Plot the linear fit along with the scatterplot:
ggplot(data = df, mapping = aes(x = loudness, y = valence)) +
geom_point() +
geom_smooth(method = "lm")
Whether a song is in a major key or a minor key could affect the relationship between valence and loudness. Expectation: ???

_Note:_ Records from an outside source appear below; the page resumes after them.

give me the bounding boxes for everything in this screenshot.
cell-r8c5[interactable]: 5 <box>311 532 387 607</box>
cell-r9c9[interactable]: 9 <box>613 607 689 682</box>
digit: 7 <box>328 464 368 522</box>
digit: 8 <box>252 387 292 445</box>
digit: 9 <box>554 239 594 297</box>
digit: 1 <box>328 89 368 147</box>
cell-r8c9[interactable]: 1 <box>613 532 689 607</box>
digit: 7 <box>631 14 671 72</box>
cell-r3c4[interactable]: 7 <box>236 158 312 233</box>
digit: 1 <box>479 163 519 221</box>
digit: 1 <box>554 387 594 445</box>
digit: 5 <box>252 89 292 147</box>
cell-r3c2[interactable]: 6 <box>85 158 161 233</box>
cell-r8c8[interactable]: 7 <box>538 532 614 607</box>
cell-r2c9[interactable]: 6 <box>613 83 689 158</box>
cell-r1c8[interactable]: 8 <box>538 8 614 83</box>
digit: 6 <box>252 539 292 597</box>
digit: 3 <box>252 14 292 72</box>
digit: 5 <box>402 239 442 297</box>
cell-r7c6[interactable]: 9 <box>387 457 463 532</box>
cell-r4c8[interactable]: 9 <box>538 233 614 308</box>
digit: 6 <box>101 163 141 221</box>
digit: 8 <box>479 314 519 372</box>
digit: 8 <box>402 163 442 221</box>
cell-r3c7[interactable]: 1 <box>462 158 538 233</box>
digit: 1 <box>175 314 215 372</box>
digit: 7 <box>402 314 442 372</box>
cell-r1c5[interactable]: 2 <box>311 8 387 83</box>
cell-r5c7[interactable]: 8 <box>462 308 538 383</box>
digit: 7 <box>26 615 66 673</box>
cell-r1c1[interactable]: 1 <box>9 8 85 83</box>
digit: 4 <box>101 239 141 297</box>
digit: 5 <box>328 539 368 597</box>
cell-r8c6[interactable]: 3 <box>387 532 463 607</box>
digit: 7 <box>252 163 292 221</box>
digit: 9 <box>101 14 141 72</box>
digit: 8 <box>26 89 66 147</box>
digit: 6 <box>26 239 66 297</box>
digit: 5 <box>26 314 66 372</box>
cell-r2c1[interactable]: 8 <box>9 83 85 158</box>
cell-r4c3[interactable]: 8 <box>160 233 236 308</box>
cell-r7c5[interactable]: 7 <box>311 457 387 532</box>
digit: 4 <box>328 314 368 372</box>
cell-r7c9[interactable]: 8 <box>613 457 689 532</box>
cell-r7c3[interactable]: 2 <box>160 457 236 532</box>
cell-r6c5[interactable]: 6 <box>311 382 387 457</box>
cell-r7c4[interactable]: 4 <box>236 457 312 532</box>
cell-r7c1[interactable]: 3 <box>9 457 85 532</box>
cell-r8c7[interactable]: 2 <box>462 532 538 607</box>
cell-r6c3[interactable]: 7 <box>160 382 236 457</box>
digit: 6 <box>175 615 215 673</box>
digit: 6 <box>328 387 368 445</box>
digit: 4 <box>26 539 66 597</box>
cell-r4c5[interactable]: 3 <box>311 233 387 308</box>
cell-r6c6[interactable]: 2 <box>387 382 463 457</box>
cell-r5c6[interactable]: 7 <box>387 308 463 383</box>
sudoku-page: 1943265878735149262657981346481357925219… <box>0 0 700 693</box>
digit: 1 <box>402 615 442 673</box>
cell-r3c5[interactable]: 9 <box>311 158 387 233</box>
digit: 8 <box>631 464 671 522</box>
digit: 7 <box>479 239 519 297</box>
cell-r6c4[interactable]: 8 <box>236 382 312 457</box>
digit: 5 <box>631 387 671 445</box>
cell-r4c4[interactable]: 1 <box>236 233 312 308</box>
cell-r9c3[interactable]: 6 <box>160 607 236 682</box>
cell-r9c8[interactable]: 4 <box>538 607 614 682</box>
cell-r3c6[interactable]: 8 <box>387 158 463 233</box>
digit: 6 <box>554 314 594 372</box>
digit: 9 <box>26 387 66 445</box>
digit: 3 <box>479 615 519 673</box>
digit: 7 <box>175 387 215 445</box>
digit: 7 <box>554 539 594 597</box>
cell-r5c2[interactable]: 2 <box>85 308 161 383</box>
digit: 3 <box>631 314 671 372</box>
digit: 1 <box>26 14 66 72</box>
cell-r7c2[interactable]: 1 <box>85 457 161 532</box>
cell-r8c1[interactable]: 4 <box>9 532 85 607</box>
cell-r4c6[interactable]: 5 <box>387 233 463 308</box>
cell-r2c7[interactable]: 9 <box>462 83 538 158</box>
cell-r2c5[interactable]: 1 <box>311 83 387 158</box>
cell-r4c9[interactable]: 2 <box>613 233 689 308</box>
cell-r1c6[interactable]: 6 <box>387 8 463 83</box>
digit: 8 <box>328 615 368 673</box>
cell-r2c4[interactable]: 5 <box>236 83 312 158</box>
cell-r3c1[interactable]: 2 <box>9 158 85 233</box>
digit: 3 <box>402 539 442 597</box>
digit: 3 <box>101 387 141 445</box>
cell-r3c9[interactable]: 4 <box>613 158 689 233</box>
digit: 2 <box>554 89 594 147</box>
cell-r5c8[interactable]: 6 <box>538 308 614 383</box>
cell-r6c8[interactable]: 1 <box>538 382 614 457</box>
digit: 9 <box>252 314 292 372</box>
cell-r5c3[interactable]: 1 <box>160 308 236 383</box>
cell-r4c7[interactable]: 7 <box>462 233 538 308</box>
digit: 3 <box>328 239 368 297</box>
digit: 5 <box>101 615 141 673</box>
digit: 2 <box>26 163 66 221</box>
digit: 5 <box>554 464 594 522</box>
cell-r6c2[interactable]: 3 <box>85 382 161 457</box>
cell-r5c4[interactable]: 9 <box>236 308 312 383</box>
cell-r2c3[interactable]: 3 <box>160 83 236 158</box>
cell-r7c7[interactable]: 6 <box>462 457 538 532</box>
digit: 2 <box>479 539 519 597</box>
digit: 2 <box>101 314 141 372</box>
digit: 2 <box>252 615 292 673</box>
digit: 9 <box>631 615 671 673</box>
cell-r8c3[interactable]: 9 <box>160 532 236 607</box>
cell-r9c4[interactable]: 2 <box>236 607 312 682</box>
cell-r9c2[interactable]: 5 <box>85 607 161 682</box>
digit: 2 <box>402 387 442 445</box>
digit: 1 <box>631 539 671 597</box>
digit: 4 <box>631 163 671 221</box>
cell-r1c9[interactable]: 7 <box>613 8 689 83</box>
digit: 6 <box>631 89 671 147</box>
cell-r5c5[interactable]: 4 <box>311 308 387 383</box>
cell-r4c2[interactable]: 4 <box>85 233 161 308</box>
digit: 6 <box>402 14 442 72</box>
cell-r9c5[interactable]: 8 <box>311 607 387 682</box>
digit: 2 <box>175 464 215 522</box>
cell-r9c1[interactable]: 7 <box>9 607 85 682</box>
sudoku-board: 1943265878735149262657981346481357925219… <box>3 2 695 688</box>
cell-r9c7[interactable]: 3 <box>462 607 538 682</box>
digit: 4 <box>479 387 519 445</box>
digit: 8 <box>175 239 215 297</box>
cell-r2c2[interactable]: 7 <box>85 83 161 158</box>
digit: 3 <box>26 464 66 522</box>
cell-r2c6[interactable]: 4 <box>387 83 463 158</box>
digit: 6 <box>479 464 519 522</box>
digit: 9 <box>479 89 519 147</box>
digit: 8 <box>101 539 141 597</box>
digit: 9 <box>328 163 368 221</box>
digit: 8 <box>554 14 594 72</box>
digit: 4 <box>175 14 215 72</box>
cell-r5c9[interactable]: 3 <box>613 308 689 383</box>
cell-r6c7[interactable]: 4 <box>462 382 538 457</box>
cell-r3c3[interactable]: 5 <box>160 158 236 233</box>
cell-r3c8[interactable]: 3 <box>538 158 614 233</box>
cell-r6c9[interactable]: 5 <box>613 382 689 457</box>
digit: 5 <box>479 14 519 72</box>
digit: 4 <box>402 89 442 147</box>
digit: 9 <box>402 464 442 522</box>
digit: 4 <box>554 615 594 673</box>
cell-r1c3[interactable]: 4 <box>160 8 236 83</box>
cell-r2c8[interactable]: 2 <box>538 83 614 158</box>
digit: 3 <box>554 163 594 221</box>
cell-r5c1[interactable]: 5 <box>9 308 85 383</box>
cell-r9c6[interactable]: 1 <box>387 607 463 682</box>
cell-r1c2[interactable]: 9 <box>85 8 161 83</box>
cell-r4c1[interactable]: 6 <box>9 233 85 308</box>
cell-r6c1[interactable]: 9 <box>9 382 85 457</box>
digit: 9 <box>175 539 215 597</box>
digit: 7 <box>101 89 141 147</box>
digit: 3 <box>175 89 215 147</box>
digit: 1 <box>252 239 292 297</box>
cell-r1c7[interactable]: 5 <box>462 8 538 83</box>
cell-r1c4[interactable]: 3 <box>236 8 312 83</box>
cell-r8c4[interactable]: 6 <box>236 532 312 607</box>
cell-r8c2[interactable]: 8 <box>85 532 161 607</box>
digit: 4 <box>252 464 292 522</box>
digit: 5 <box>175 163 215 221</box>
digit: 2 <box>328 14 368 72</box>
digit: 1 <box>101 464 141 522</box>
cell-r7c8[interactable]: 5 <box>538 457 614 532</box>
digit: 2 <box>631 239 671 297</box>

ggplot(data = df, mapping = aes(x = loudness, y = valence, col = mode)) +
geom_point() +
facet_grid(. ~ mode)
First, let’s fit the additive model:
fit <- lm(valence ~ loudness + mode, data = df)
summary(fit)
##
## Call:
## lm(formula = valence ~ loudness + mode, data = df)
##
## Residuals:
## Min 1Q Median 3Q Max
## -0.3945 -0.1170 -0.0027 0.1498 0.4119
##
## Coefficients:
## Estimate Std. Error t value Pr(>|t|)
## (Intercept) 0.79121 0.06839 11.569 < 2e-16 ***
## loudness 0.04912 0.01118 4.394 2.85e-05 ***
## modeMajor 0.00605 0.04061 0.149 0.882
## ---
## Signif. codes: 0 '***' 0.001 '**' 0.01 '*' 0.05 '.' 0.1 ' ' 1
##
## Residual standard error: 0.1996 on 97 degrees of freedom
## Multiple R-squared: 0.1664, Adjusted R-squared: 0.1492
## F-statistic: 9.684 on 2 and 97 DF, p-value: 0.0001464
In this model, it seems like whether a song is in a major or minor key doesn’t make a big difference.

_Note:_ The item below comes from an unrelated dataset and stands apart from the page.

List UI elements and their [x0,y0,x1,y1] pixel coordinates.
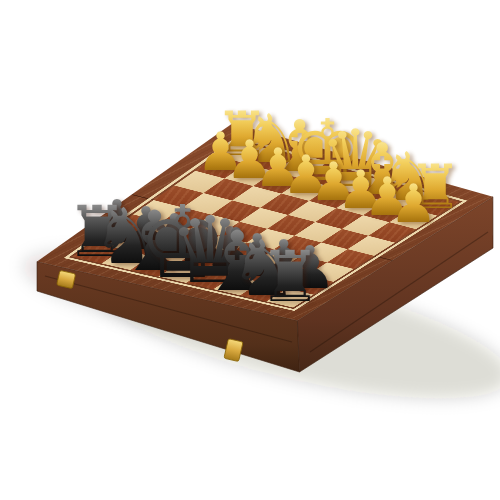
brass-latch [57,270,76,288]
chess-set-photo: ♜♞♝♛♚♝♞♜♟♟♟♟♟♟♟♟♟♟♟♟♟♟♟♟♜♞♝♛♚♝♞♜ [0,0,500,500]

Next, let’s fit the model with interactions:
fit <- lm(valence ~ loudness * mode, data = df)
summary(fit)
##
## Call:
## lm(formula = valence ~ loudness * mode, data = df)
##
## Residuals:
## Min 1Q Median 3Q Max
## -0.39179 -0.12289 -0.00013 0.14712 0.42106
##
## Coefficients:
## Estimate Std. Error t value Pr(>|t|)
## (Intercept) 0.82557 0.09463 8.724 8.16e-14 ***
## loudness 0.05541 0.01638 3.384 0.00104 **
## modeMajor -0.06058 0.13270 -0.457 0.64905
## loudness:modeMajor -0.01186 0.02248 -0.528 0.59898
## ---
## Signif. codes: 0 '***' 0.001 '**' 0.01 '*' 0.05 '.' 0.1 ' ' 1
##
## Residual standard error: 0.2004 on 96 degrees of freedom
## Multiple R-squared: 0.1688, Adjusted R-squared: 0.1429
## F-statistic: 6.501 on 3 and 96 DF, p-value: 0.0004735
We can also draw the linear regression fits with the scatterplot:
ggplot(data = df, mapping = aes(x = loudness, y = valence, col = mode)) +
geom_point() +
geom_smooth(method = "lm", se = FALSE) +
facet_wrap(~ mode)
We can see a slight change in slope, but they look basically the same. This is more obvious when both are plotted on the same plot:
ggplot(data = df, mapping = aes(x = loudness, y = valence, col = mode)) +
geom_point() +
geom_smooth(method = "lm", se = FALSE)
Overall, it looks like whether a song is in a major or minor key does not have an effect on the tempo of the song. It also does not seem to influence the relationship between valence (a song’s happiness index) and loudness. As expected, there is a positive relationship between valence and loudness.